Answer: No. There is no specific code for the described procedures when performed in the cervical region. Therefore, code 64499, Unlisted procedure, nervous system, should be reported once by each physician. It would not be appropriate for either surgeon to report code 62287, Decompression procedure, percutaneous, of nucleus pulposus of intervertebral disc, any method utilizing needle based technique to remove disc material under fluoroscopic imaging or other form of indirect visualization, with the use of an endoscope, with discography and/or epidural injection(s) at the treated level(s), when performed, single or multiple levels, lumbar, as this describes work performed only in the lumbar (not cervical) spinal region. Also, Category III code 0232T, Injection(s), platelet rich plasma, any site, including image guidance, harvesting and preparation when performed, is not reportable for this procedure performed in the spinal region. The intent of code 0232T is that it should not be reported for use of platelet rich plasma in procedures performed on the spine.
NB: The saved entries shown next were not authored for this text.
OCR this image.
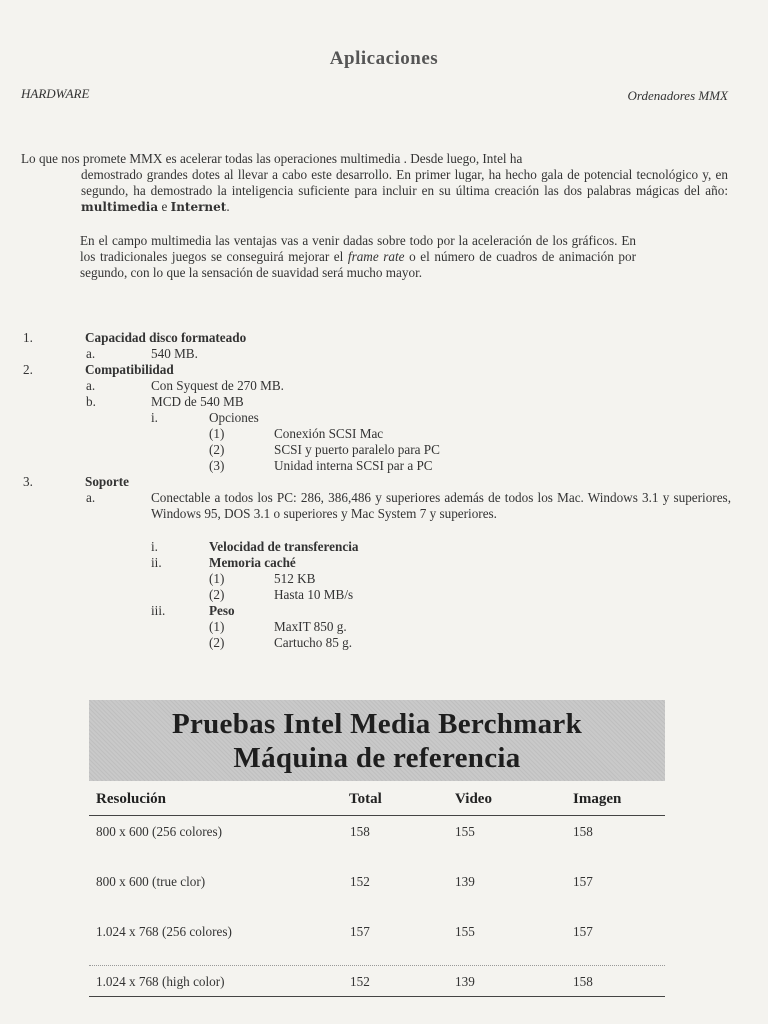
Aplicaciones
HARDWARE	Ordenadores MMX
Lo que nos promete MMX es acelerar todas las operaciones multimedia . Desde luego, Intel ha
demostrado grandes dotes al llevar a cabo este desarrollo. En primer lugar, ha hecho gala de potencial tecnológico y, en segundo, ha demostrado la inteligencia suficiente para incluir en su última creación las dos palabras mágicas del año: multimedia e Internet.
En el campo multimedia las ventajas vas a venir dadas sobre todo por la aceleración de los gráficos. En los tradicionales juegos se conseguirá mejorar el frame rate o el número de cuadros de animación por segundo, con lo que la sensación de suavidad será mucho mayor.
1.	Capacidad disco formateado
a.	540 MB.
2.	Compatibilidad
a.	Con Syquest de 270 MB.
b.	MCD de 540 MB
i.	Opciones
(1)	Conexión SCSI Mac
(2)	SCSI y puerto paralelo para PC
(3)	Unidad interna SCSI par a PC
3.	Soporte
a.	Conectable a todos los PC: 286, 386,486 y superiores además de todos los Mac. Windows 3.1 y superiores, Windows 95, DOS 3.1 o superiores y Mac System 7 y superiores.
i.	Velocidad de transferencia
ii.	Memoria caché
(1)	512 KB
(2)	Hasta 10 MB/s
iii.	Peso
(1)	MaxIT 850 g.
(2)	Cartucho 85 g.
Pruebas Intel Media Berchmark
Máquina de referencia
Resolución	Total	Video	Imagen
800 x 600 (256 colores)	158	155	158
800 x 600 (true clor)	152	139	157
1.024 x 768 (256 colores)	157	155	157
1.024 x 768 (high color)	152	139	158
Neither modifier 80, Assistant Surgeon, nor modifier 62 should be appended to code 64499. Because unlisted codes do not include descriptor language that specifies the components of a particular service, these codes are reported without modifiers. Modifiers are used to indicate that a service or procedure performed was altered by some specific circumstance, but not changed in its definition or code. Because unlisted codes do not include descriptor language that specifies the components of a particular service, there is no need to "alter" the meaning of the code. Since the unlisted procedure code is being reported, documentation should be submitted describing the procedure performed.